By Angus Macswan
AJDABIYAH, Libya (Reuters) - Libyan rebels backed by allied air strikes recaptured the strategic eastern town of Ajdabiyah on Saturday, pushing out Muammar Gaddafi's forces.
Rebel fighters danced on tanks, waved flags and fired in the air by buildings riddled with bulletholes after an all-night battle that suggested the tide is turning against Gaddafi's forces in the east.
A Reuters correspondent saw half a dozen wrecked tanks near the eastern entrance to the town and the ground strewn with empty shell casings. There were also signs of heavy fighting at the western gate, the last part of the town taken from government troops.

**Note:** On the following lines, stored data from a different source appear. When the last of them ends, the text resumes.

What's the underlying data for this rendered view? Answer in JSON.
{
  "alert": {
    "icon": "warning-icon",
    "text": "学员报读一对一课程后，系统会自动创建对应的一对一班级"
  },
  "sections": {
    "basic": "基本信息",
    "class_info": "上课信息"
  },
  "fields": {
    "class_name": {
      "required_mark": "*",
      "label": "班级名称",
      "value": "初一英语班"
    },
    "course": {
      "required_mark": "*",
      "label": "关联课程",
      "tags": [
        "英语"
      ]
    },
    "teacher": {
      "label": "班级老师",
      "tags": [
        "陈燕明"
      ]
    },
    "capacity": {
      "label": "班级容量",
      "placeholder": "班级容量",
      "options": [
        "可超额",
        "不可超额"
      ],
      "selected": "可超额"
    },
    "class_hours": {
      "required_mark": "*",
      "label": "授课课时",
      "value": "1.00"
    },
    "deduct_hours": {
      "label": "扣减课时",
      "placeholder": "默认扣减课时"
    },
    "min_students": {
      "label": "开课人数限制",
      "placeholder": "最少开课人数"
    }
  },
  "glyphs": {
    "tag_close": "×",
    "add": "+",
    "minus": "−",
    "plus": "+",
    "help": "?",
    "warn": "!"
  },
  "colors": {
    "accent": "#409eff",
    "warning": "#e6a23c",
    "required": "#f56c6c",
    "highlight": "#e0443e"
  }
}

"Everything was destroyed last night by our forces," said rebel fighter Sarhag Agouri. Witnesses and rebel fighters said the whole town was in rebel hands by late morning.
Capturing Ajdabiyah is a big morale boost for the rebels after two weeks spent on the back foot.
Gaddafi's better-armed forces halted an early rebel advance near the major oil export terminal of Ras Lanuf and pushed them back to their stronghold of Benghazi until Western powers struck Gaddafi's positions from the sea and air.
Air strikes on Ajdabiyah on Friday afternoon seem to have been decisive.
The African Union said it was planning to facilitate talks to help end the war, but NATO said its operation could last three months, and France said the conflict would not end soon.
In Washington, a U.S. military spokeswoman said the coalition fired 16 Tomahawk cruise missiles and flew 153 air sorties in the past 24 hours attacking Gaddafi's artillery, mechanized forces and command and control infrastructure.
Western governments hope the raids, launched a week ago with the aim of protecting civilians, will shift the balance of power in favor of the Arab world's most violent popular revolt.
In Tripoli, explosions were heard early on Saturday, signaling possible new strikes by warplanes or missiles.
GADDAFI OFFERS PROMOTIONS
Libyan state television was broadcasting occasional, brief news reports of Western air strikes. Mostly it showed footage -- some of it grainy images years old -- of cheering crowds waving green flags and carrying portraits of Gaddafi.
Neither Gaddafi nor his sons have been shown on state television since the Libyan leader made a speech from his Tripoli compound on Wednesday.
State TV said the "brother leader" had promoted all members of his armed forces and police "for their heroic and courageous fight against the crusader, colonialist assault."
The United States said Gaddafi's ability to command and sustain his forces was diminishing.
Officials and rebels said aid organisations were able to deliver some supplies to the western city of Misrata but were concerned because of government snipers in the city center.
Gaddafi's forces shelled an area on the outskirts of the city, killing six people including three children, a rebel said.
Misrata has experienced some of the heaviest fighting between rebels and Gaddafi's forces since an uprising began on February 16.
At African Union headquarters in Addis Ababa, AU commission chairman Jean Ping said on Friday the organization was planning to facilitate peace talks in a process that should end with democratic elections.
It was the first statement by the AU, which had opposed any form of foreign intervention in the Libya crisis, since the U.N. Security Council imposed a no-fly zone last week and air strikes began on Libyan military targets.
But in Brussels, a NATO official said planning for NATO's operation assumed a mission lasting 90 days, although this could be extended or shortened as required.
France said the mission could go on for weeks.